Kuala Lumpur: Malaysia, Australia and China will hold a trilateral meeting next week to decide on the next step in the costly and frustrating hunt for the missing Malaysian jet, even as officials said it could take up to a year to find the final resting place of the plane.
"That`s a very important meeting because it will formalise the way ahead to ensure that this search continues with urgency and doesn`t stop at any stage," Australian search coordinator Air Chief Marshal (retd) Angus Houston said of the meeting in Canberra.
The proposed meeting follows a decision this week to scale back the costly search operation, including ending the aerial search for surface wreckage, in the southern Indian Ocean that has so far turned up no wreckage.
Houston noted that the search will take at least 8-12 months but said they were totally committed to find the Malaysia Airlines Flight MH370 that went missing on March 8.
"We need to continue to search, we owe it to the families," Houston, who is currently visiting Malaysia, told reporters here.
Malaysian Transport Minister Hishammuddin Hussein said he would attend the meeting.
Hishammuddin said he was confident that the aircraft will be found. "I believe we will find MH370 sooner or later."

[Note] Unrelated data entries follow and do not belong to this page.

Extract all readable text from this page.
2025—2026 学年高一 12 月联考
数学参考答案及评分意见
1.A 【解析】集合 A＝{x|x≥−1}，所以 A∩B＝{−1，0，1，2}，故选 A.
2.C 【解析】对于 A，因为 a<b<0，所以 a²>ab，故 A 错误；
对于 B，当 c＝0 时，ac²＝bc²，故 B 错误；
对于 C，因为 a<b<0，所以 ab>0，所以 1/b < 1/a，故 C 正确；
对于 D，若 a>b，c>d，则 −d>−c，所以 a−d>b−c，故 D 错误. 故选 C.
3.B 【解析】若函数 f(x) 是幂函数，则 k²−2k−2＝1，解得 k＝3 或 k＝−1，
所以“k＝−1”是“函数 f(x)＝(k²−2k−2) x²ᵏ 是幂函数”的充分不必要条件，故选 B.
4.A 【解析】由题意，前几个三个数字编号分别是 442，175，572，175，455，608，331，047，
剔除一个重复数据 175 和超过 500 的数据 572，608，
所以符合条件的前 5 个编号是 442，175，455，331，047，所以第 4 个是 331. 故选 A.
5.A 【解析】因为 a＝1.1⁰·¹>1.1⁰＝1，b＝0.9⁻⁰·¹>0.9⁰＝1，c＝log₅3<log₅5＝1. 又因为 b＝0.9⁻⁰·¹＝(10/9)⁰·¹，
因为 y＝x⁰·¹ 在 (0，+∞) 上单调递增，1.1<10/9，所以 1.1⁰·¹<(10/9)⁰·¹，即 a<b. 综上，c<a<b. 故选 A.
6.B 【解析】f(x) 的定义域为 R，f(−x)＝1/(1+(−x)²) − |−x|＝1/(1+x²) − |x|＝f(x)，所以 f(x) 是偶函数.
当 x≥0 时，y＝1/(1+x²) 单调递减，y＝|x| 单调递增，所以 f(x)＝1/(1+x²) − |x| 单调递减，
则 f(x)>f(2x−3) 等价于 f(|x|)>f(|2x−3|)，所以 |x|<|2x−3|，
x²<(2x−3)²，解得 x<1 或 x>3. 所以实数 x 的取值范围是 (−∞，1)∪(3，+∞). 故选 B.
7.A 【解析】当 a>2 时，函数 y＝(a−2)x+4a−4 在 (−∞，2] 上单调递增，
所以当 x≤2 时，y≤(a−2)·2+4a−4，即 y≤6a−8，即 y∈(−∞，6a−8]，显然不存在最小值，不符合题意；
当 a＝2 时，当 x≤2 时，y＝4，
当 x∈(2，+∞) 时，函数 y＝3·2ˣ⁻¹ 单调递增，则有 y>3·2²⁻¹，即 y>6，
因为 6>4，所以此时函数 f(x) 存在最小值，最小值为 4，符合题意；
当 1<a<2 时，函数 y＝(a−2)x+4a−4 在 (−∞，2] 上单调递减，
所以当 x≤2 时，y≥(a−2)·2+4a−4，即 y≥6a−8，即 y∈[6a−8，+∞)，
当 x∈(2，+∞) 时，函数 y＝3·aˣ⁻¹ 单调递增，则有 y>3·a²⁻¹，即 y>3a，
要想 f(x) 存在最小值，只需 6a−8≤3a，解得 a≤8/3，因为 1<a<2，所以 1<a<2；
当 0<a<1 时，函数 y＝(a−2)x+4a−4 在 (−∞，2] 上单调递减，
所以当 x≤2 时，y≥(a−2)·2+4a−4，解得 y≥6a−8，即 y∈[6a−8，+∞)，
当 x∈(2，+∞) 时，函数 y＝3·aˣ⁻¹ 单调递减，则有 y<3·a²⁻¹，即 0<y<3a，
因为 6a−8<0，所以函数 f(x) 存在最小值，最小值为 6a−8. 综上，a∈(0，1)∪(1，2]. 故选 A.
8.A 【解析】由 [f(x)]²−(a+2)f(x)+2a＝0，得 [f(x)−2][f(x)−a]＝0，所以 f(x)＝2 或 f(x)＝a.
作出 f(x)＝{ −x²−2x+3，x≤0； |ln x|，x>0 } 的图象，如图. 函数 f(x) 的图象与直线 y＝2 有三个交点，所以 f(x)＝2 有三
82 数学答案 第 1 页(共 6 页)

Hishammuddin said Malaysia remains focused on finding the missing plane and more experts were on board the search team to find the Boeing 777-200.
He said he will travel to Canberra for the meeting on Monday.
A robotic mini-submarine is continuing to scan the Indian Ocean floor with still no sign of the plane`s debris.
Malaysia yesterday released a preliminary report on the mysterious disappearance of the plane, according to which Air traffic controllers failed to notice for 17 minutes that the ill-fated jet had gone off the radar and did not activate a rescue operation for nearly four hours.
Malaysian?authorities also released the plane`s full cargo manifest along with the report, saying the aircraft was carrying 4.566 tonnes of mangosteens, a fruit, besides 200 pieces of lithium ion batteries weighing about 2.453 tonnes.
The Beijing-bound plane - carrying 239 people, including five Indians, an Indo-Canadian and 154 Chinese nationals - had mysteriously vanished on March 8 after taking off from Kuala Lumpur.
The mystery of the missing plane continues to baffle aviation and security authorities who have so far not succeeded in tracking the aircraft despite deploying hi-tech radar and other gadgets.
The search for the jet has been exhausting and expensive with estimates suggesting it may cost nearly USD 60 million.